La jeune détective marqua une furtive pause. Cet homme n'était pas « particulier », il était tout bonnement détestable.
« —Pouvez-vous m'expliquer en quoi a consisté votre encadrement d'Éléonore Manchevin ?
—Il n'a pas été vraiment différent des autres. J'étais peut-être un peu plus impliqué, mais il faut dire que le sujet qu'elle a choisi était passionnant. Chaque année, nous avons toujours au moins un ou une étudiant.e qui choisit de s'intéresser à la prostitution, mais très rares sont ceux qui arrivent à le faire vivre de cette façon. Je comprends mieux pourquoi maintenant. Elle a vécu la chose. C'est incroyable. Surtout concernant ce type de population. Je vais me répéter mais, Éléonore avait vraiment beaucoup de potentiel en recherche. C'est une très grande perte dans le milieu universitaire.
—Vous n'avez toujours pas répondu à ma question. Comment encadrez-vous les recherches de vos étudiants en L3 ?
—Ils ont un TD tous les quinze jours où on avance petit à petit tous ensemble. Il peuvent aussi solliciter un entretien individuel avec moi-même s'ils sont vraiment en grande difficulté et qu'ils n'arrivent plus à suivre le groupe, qu'ils prennent du retard, ou qu'ils rencontrent toute autre difficulté en lien avec leur recherche.
—Éléonore Manchevin vous sollicitait-elle souvent à propos de sa recherche ?
—Assez, oui.
—Pour quelles raisons ? Elle ne semblait pourtant pas être en difficulté ? Elle ne paraissait pas non plus manquer de confiance en elle d'après les témoignages que j'ai pu obtenir. »
Cette fois, Pierre Chevez ne répondit pas immédiatement au questionnement de la jeune détective. Il réfléchit d'abord à la question qu'il allait donner. Dire la vérité ? Ou mentir ?
« —À vrai dire, commença-t-il lentement, c'est surtout moi qui la sollicitais. Elle avait un sujet tellement passionnant, et un avenir dans la recherche quasi certain, alors j'ai souhaité la suivre tout particulièrement.
—C'est du favoritisme.
—Elle le méritait.
—Vous aviez l'air d'être plutôt attaché à elle.
—D'un lien tout professionnel.
—Évidemment. Quelle a été votre réaction lorsque vous avez appris qu'elle abandonnait ses études ? »
Nouvelle pause réflexive pour l'enseignant.
« —J'étais déçu, fini-il par dire, forcément. Je l'ai un peu vu venir quand même. Elle venait de moins en moins en cours. Les promotions d'étudiants en master sont toutes petites, ça se remarque vite au sein de l'équipe pédagogique. J'ai essayé de la convoquer pour tenter de lui en parler, de la remobiliser. Mais elle n'avait jamais le temps.
—Vous vous doutiez qu'elle avait une double-vie ?
—Je me suis monté plusieurs scénarii en tête. Comme tout le monde, je viens seulement d'apprendre qu'elle avait tout quitté pour se prostituer. Je n'ai été qu'à moitié surpris. Cela explique bien des choses. Vous avez terminé maintenant ? Je vais urgemment devoir vous quitter.
—J'ai une dernière question à vous poser.
—Allez-y, mais vite. Je suis déjà en retard et j'ai horreur de ça.
—La prostitution est-il l'un de vos sujets de recherche de prédilection ?

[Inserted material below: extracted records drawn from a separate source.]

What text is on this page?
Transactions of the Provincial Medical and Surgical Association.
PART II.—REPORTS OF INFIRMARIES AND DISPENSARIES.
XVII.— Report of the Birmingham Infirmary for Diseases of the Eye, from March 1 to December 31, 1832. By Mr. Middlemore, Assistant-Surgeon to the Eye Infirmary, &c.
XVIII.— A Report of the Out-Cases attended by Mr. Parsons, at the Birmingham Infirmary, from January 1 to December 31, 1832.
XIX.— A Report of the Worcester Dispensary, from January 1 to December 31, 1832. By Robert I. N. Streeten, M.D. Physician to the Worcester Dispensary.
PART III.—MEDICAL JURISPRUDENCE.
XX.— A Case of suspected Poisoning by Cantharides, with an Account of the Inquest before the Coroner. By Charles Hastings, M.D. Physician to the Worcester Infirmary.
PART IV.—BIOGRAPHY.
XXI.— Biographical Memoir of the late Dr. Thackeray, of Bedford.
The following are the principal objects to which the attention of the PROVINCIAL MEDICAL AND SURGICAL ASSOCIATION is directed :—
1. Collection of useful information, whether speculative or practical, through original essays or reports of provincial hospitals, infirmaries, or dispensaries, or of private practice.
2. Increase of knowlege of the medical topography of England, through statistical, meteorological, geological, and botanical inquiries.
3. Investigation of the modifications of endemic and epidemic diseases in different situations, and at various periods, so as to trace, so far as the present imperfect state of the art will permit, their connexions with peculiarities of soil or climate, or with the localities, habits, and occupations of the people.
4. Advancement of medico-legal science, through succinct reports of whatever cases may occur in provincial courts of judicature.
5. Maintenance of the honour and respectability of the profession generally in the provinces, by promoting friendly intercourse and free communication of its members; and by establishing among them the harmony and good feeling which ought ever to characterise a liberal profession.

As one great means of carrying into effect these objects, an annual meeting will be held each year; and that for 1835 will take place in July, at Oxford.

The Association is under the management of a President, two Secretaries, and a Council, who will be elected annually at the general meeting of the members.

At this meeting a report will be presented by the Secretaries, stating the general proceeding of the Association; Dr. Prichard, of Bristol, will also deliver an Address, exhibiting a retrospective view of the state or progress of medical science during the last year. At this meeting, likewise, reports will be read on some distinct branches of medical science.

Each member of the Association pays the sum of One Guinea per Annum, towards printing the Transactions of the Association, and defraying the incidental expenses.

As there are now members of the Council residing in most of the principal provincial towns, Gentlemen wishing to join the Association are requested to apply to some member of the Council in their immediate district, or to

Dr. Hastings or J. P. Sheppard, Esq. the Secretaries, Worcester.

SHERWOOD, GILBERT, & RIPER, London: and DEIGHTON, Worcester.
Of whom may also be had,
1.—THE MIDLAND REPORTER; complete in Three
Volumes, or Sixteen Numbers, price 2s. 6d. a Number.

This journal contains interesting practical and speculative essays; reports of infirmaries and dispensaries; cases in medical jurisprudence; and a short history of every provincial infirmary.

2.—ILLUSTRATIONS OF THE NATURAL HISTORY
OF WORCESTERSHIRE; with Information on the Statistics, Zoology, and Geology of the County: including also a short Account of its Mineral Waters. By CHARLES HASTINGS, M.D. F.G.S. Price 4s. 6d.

—Oui. Je porte un grand intérêt à cette population de personnes. Ne me demandez pas pourquoi, moi-même je l'ignore.
—Merci pour votre coopération. Je ne vais pas vous retarder davantage.
—Ce fut un plaisir très chère Maggie. Vous revenez quand vous voulez, idéalement un jour où j'aurai davantage de temps à vous accorder. Je vous recevrai avec un très grand plaisir. Vous êtes une femme très agréable.
—Je n'oublierai pas votre proposition. À bientôt.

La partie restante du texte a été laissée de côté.